“They stole electronics and jewelry,” he said.
His wife added that her family has lived in the home since the 1970s and never had an incident like that. She said the police were very responsive.
“They came right over,” she said. “They sent three patrol cars. Their response was terrific.”
Others in the audience wanted to know what they should tell their children.
“I spoke with my son and we talked about if he was alone and has his cellphone, can he text 911,” one man said, “so the intruder doesn’t know he’s there.”
Higginbottom cautioned parents not to frighten their children.
He said the best way for them to notify police is by using a landline to call 911, which goes directly to the Andover police station and gives police an address.
Dialing 911 on a cellphone goes to the Framingham State Police headquarters, but is then forwarded immediately to Andover. He said the department did not have the capability to accept emergency text messages from residents.
Another resident wanted to know about response times.

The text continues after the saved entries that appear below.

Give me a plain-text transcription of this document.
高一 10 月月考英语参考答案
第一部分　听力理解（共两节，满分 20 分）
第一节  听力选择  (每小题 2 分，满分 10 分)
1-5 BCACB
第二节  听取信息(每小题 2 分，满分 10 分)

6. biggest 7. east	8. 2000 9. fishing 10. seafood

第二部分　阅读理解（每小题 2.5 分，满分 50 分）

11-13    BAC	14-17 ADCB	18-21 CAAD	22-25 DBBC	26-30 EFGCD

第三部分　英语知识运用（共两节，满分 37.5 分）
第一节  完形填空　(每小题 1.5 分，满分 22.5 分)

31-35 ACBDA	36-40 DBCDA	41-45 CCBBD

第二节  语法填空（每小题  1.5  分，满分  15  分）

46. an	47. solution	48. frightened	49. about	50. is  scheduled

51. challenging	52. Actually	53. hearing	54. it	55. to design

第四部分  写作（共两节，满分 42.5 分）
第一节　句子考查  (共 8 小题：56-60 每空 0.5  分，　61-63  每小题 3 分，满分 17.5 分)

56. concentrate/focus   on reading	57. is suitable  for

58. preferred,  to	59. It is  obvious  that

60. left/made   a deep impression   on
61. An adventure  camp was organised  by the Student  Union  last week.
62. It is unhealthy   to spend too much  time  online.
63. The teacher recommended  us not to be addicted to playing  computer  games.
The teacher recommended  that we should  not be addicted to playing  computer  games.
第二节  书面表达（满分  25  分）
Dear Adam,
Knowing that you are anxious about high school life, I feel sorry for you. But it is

Keefe said that there are so many officers now patrolling west Andover that response times are within two minutes in 95 percent of the cases. But in rare instances, response can take up to four to six minutes if a call is made in the middle of a shift change and all the officers are at the central station downtown.
However, he said, “if the word ‘child’ is mentioned, you’ll get the whole shift there” right away.
Keefe, Higginbottom and Aufiero suggested people call anytime of day or night if they see or hear anything suspicious. One thing people might see are suspicious drug transactions. Higginbottom said that many times drug buyers will meet dealers in culs-de-sac for quick sales that last only a few minutes.